Coleshill is a small market-town, beautifully situated on an eminence, at the bottom of which, on the north side, runs the river Cole, whence it takes its name.  It consists of one long street, running north and south, with a small one branching out eastward about the middle of the town, and leading to the church-yard, which is the summit of the eminence, and commands a leasing view of the country around.  The church, which is an old structure, dedicated to St. Peter, and to which there is a handsome tower and a beautiful spire, forms a conspicuous object to the neighbourhood.  The present vicar is the Rev. John Blythe, whose revenue form the living is about 600l a-year; he is also rector of Sheldon, an adjoining parish, to both of which he was presented by the Earl of Digby, proprietor of almost all the parish.  He has a seat, a venerable old mansion, with a large park well stocked with deer, about half a mile west of the town, where was the ancient and almost constant residence of the Digby family.  The house, park and demesne lands, are now let to tenants, the family having resided for more than 30 years last past at Sherborne-castle in Dorsetshire.  On the north side of the church-yard is a free grammar-school of ancient foundation, with salary and privileges, worth about 50l  a-year; but it has been a sinecure for almost 20 years. There is also an English school, with a salary of about 20l a-year.  No manufacture is carried on at this place; and, although it contains upwards of 300 houses, and about 1300 inhabitants, there is not to be found two persons professedly dissenting from the established church. – The town is a great thoroughfare, distant from Coventry 12 miles, 15 from Lichfield, 10 from Tamworth, the same from Birmingham and Atherstone, and 13 from Nuneaton; and lies on the great road from London (from whence it is distant 104 miles) to Liverpool and Ireland, and also on the road to Chester.  Here are two inns, at both of which are good accommodations: the Swan, which is the principal one, kept by William Chamberlain; and the Angel, kept by Hannah Green.  The market is on Wednesday; and here are three fairs annually, on Shrove-Monday, the 6th of May, and on the Wednesday following Old Michaelmas-day.
The Liverpool mail-coach, from the Swan-with-two-Necks, Lad-lane, London, passes through Coleshill, to and from London, every day.  Letters going downwards must be put into the office by eleven o’clock in the morning, and letters going upwards by one. – The Liverpool post-coach from the Swan-with-two-Necks, passes through upwards at twelve o’clock at night, and downwards at two o’clock in the morning. – There is no regular carrier between this place and London; but there are several waggons pass through every week.  Ward’s Uttoxeter wagon is the most regular conveyance; it goes from the White Horse, Friday-street, London, every Monday, and passes through Coleshill downwards on Fridays, and returns back through the same place on Tuesdays, and arrives in London on Saturdays. – The Birmingham and Fazely canal passes within three miles of this place.

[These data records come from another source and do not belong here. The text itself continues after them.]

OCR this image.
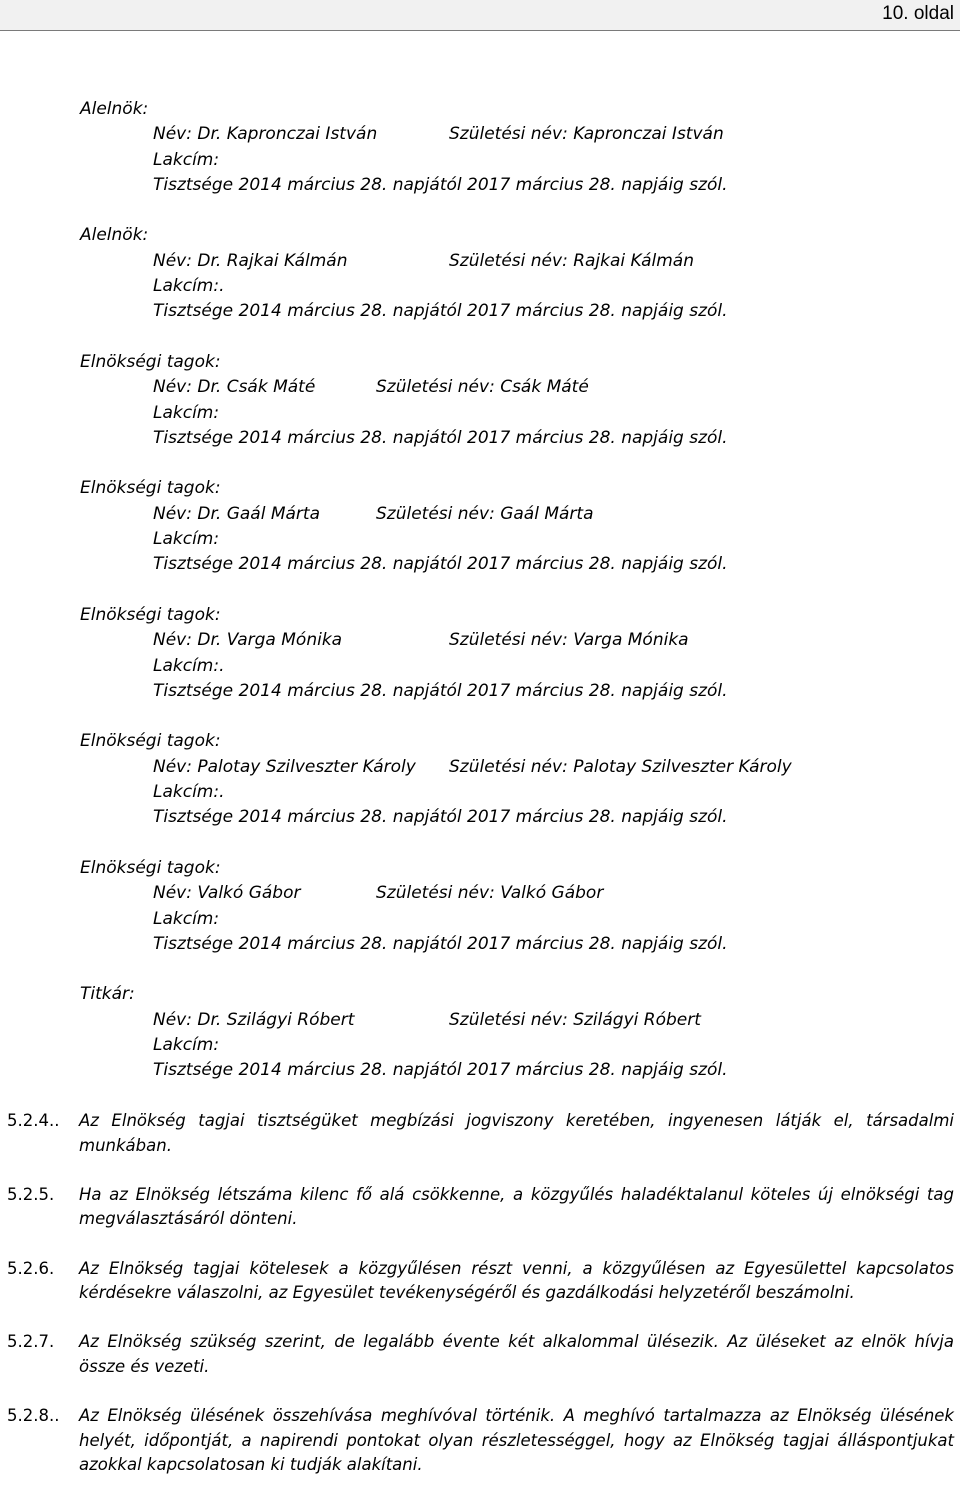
10. oldal
Alelnök:
Név: Dr. Kapronczai István	Születési név: Kapronczai István
Lakcím:
Tisztsége 2014 március 28. napjától 2017 március 28. napjáig szól.
Alelnök:
Név: Dr. Rajkai Kálmán	Születési név: Rajkai Kálmán
Lakcím:.
Tisztsége 2014 március 28. napjától 2017 március 28. napjáig szól.
Elnökségi tagok:
Név: Dr. Csák Máté	Születési név: Csák Máté
Lakcím:
Tisztsége 2014 március 28. napjától 2017 március 28. napjáig szól.
Elnökségi tagok:
Név: Dr. Gaál Márta	Születési név: Gaál Márta
Lakcím:
Tisztsége 2014 március 28. napjától 2017 március 28. napjáig szól.
Elnökségi tagok:
Név: Dr. Varga Mónika	Születési név: Varga Mónika
Lakcím:.
Tisztsége 2014 március 28. napjától 2017 március 28. napjáig szól.
Elnökségi tagok:
Név: Palotay Szilveszter Károly	Születési név: Palotay Szilveszter Károly
Lakcím:.
Tisztsége 2014 március 28. napjától 2017 március 28. napjáig szól.
Elnökségi tagok:
Név: Valkó Gábor	Születési név: Valkó Gábor
Lakcím:
Tisztsége 2014 március 28. napjától 2017 március 28. napjáig szól.
Titkár:
Név: Dr. Szilágyi Róbert	Születési név: Szilágyi Róbert
Lakcím:
Tisztsége 2014 március 28. napjától 2017 március 28. napjáig szól.
5.2.4..	Az Elnökség tagjai tisztségüket megbízási jogviszony keretében, ingyenesen látják el, társadalmi munkában.
5.2.5.	Ha az Elnökség létszáma kilenc fő alá csökkenne, a közgyűlés haladéktalanul köteles új elnökségi tag megválasztásáról dönteni.
5.2.6.	Az Elnökség tagjai kötelesek a közgyűlésen részt venni, a közgyűlésen az Egyesülettel kapcsolatos kérdésekre válaszolni, az Egyesület tevékenységéről és gazdálkodási helyzetéről beszámolni.
5.2.7.	Az Elnökség szükség szerint, de legalább évente két alkalommal ülésezik. Az üléseket az elnök hívja össze és vezeti.
5.2.8..	Az Elnökség ülésének összehívása meghívóval történik. A meghívó tartalmazza az Elnökség ülésének helyét, időpontját, a napirendi pontokat olyan részletességgel, hogy az Elnökség tagjai álláspontjukat azokkal kapcsolatosan ki tudják alakítani.
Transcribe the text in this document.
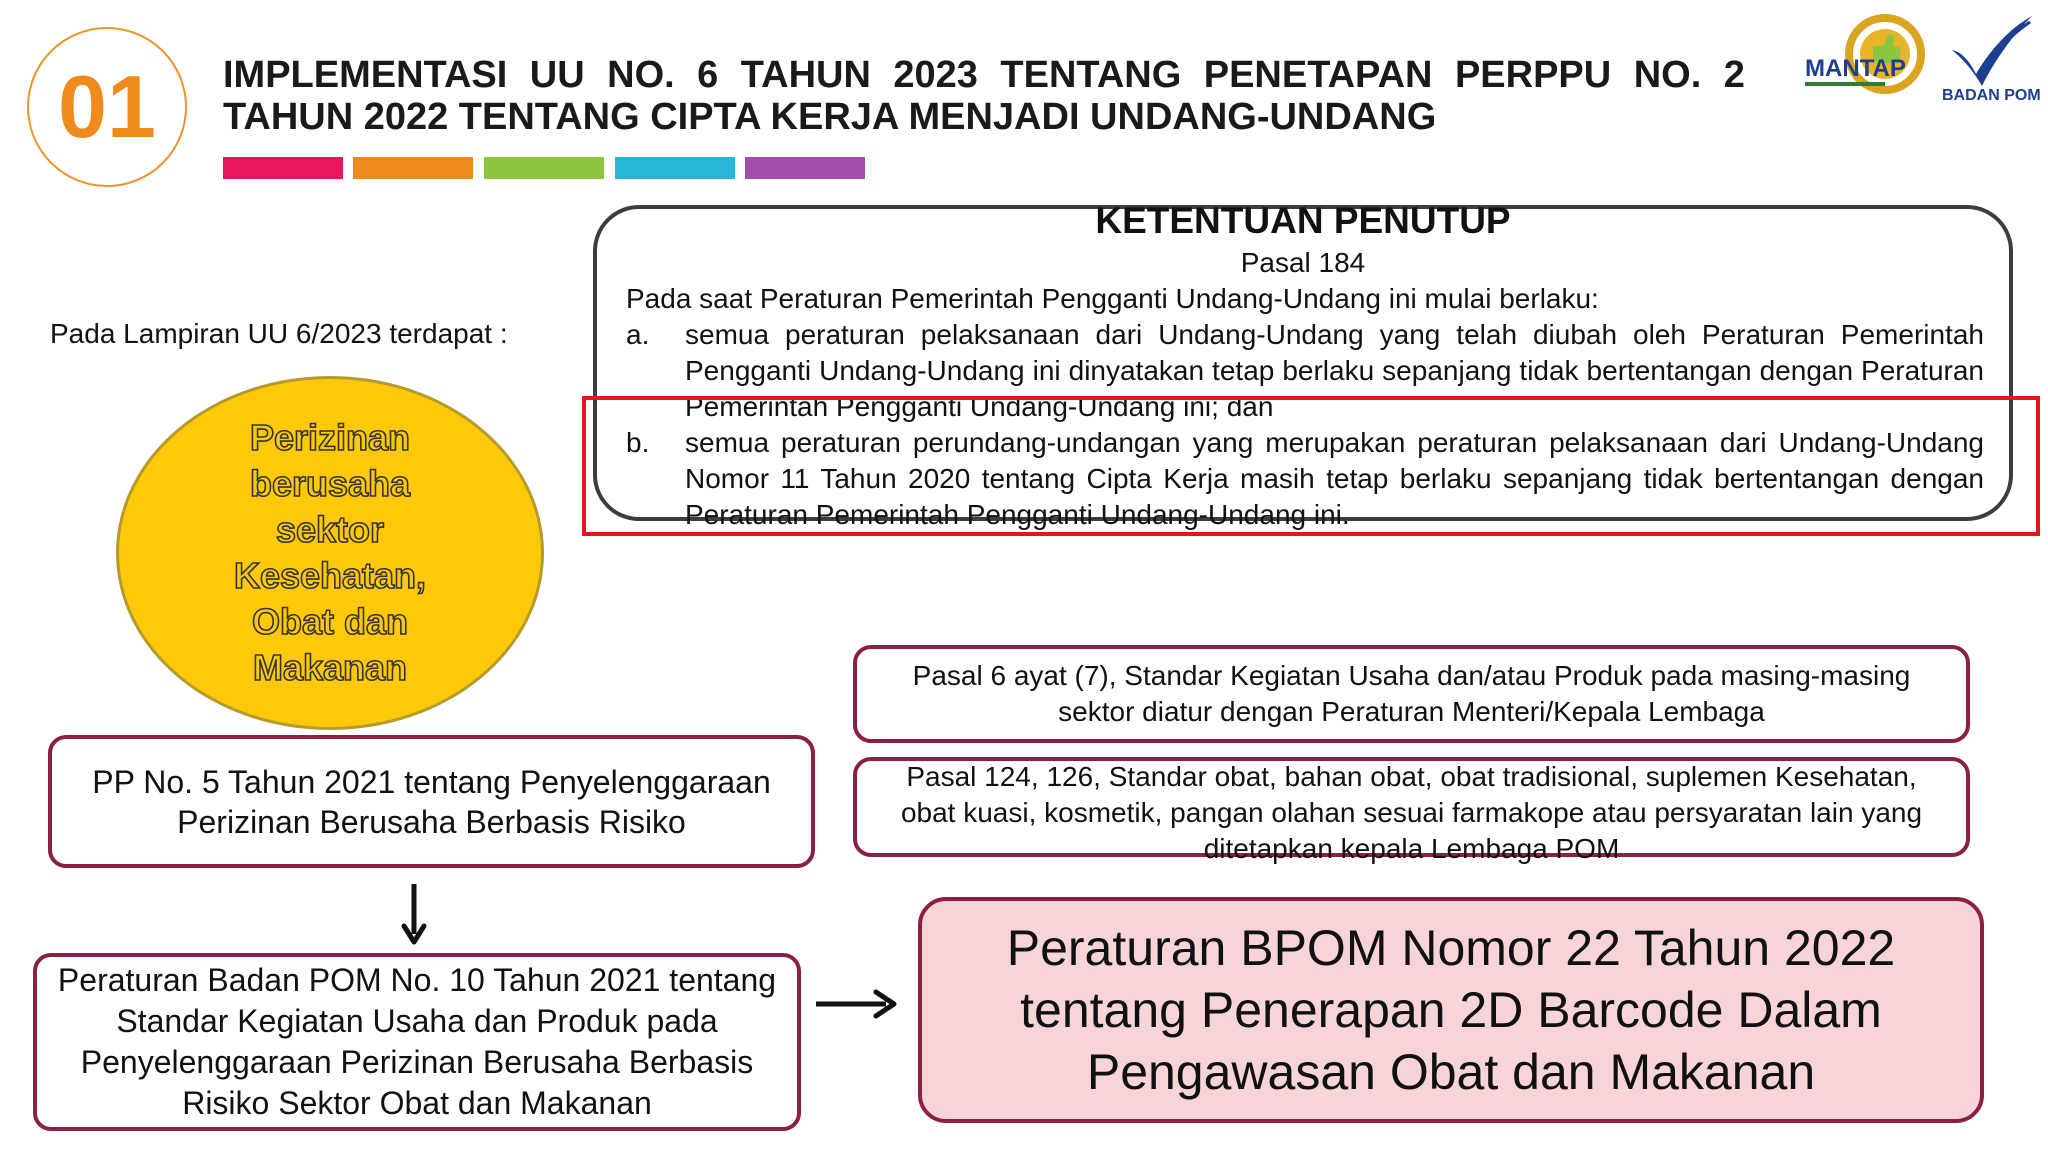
01	IMPLEMENTASI UU NO. 6 TAHUN 2023 TENTANG PENETAPAN PERPPU NO. 2
TAHUN 2022 TENTANG CIPTA KERJA MENJADI UNDANG-UNDANG
MANTAP
BADAN POM
KETENTUAN PENUTUP
Pasal 184
Pada saat Peraturan Pemerintah Pengganti Undang-Undang ini mulai berlaku:
a.	semua peraturan pelaksanaan dari Undang-Undang yang telah diubah oleh Peraturan Pemerintah Pengganti Undang-Undang ini dinyatakan tetap berlaku sepanjang tidak bertentangan dengan Peraturan Pemerintah Pengganti Undang-Undang ini; dan
b.	semua peraturan perundang-undangan yang merupakan peraturan pelaksanaan dari Undang-Undang Nomor 11 Tahun 2020 tentang Cipta Kerja masih tetap berlaku sepanjang tidak bertentangan dengan Peraturan Pemerintah Pengganti Undang-Undang ini.
Pada Lampiran UU 6/2023 terdapat :
Perizinan
berusaha
sektor
Kesehatan,
Obat dan
Makanan
PP No. 5 Tahun 2021 tentang Penyelenggaraan Perizinan Berusaha Berbasis Risiko
Peraturan Badan POM No. 10 Tahun 2021 tentang Standar Kegiatan Usaha dan Produk pada Penyelenggaraan Perizinan Berusaha Berbasis Risiko Sektor Obat dan Makanan
Pasal 6 ayat (7), Standar Kegiatan Usaha dan/atau Produk pada masing-masing sektor diatur dengan Peraturan Menteri/Kepala Lembaga
Pasal 124, 126, Standar obat, bahan obat, obat tradisional, suplemen Kesehatan, obat kuasi, kosmetik, pangan olahan sesuai farmakope atau persyaratan lain yang ditetapkan kepala Lembaga POM
Peraturan BPOM Nomor 22 Tahun 2022 tentang Penerapan 2D Barcode Dalam Pengawasan Obat dan Makanan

The following is a list of the principal inhabitants:

Gentry.

Barnes Mr. Joseph, (F.)
Barker Mr. John, (F.)
Barker Elizabeth
Bree Ann
Cotton Mr. William, (F.)
Cradock Elizabeth
Creswell Mr. John, (F.)
Hasterley Mr. Benjamin, (F.)
Lees Mrs. Ann
Lowe Miss Ann
Mallee Thomas, Esq. (F.)
Mayou Mr. John, (F.)
Mieres Mrs. Mary
Palmer Mr. Edward, (F.)
Sadler Mrs.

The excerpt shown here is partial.